HTML5's potential as a comprehensive cross-device web language has yet to be realized, however. The interactive introduction to "Geeks" does not render on iPhones, for example. Mr. Litman said this is because HMTL5 websites still require minor platform-specific coding changes in order to make them render correctly. Mr. Motto said the web is still five to 10 years away from being fully standardized for HTML5.
HTML5 Hub's next projects will be done in conjunction with entertainment and gaming website IGN and content-sharing website Reddit. IGN publisher and Exec VP-Content Peer Schneider said the collaboration will result in "content as interactive as a video game." Reddit did not return multiple requests for comment.

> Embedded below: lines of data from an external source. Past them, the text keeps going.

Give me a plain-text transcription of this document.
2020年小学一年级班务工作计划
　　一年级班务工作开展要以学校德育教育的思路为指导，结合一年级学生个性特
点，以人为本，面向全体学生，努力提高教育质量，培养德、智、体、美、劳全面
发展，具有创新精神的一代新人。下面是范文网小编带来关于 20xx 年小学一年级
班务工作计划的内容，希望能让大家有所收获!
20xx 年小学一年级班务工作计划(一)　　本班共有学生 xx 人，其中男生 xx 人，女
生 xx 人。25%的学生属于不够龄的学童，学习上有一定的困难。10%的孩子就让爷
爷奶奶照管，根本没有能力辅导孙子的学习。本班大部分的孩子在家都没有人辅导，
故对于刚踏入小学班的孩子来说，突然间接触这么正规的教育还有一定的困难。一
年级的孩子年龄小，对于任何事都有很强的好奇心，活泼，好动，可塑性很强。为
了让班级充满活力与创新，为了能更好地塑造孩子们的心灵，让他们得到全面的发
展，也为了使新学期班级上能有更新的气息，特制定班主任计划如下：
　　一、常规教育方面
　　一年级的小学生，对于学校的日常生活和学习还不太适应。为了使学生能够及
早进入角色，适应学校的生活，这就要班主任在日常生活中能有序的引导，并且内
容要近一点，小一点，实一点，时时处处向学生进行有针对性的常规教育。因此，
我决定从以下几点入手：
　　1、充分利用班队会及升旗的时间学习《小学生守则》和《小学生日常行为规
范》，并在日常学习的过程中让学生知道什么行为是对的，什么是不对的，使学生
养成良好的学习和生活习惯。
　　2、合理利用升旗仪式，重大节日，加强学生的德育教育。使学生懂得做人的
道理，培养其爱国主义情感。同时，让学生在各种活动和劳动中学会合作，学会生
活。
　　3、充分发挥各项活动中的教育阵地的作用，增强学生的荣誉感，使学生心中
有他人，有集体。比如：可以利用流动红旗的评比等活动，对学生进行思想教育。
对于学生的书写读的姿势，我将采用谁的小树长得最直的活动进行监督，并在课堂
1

Rolling Stone and IGN are building certain HTML5 features into their respective content-management systems so they can publish interactive feature stories more frequently and more efficiently, Mr. Kang and Mr. Schneider said. Both added that these stories would eventually include interactive ad units.
"A lot of traditional ad units have been commoditized over the years," Mr. Schneider said. "HTML5 creates something more specific, but more importantly creates something the audience really likes."
Mr. Litman said prices for rich media HTML5 ads have decreased to less than $10 on a cost-per-thousand basis from $35 in 2009. Mr. Kang said Rolling Stone charges more because it's a premium publication.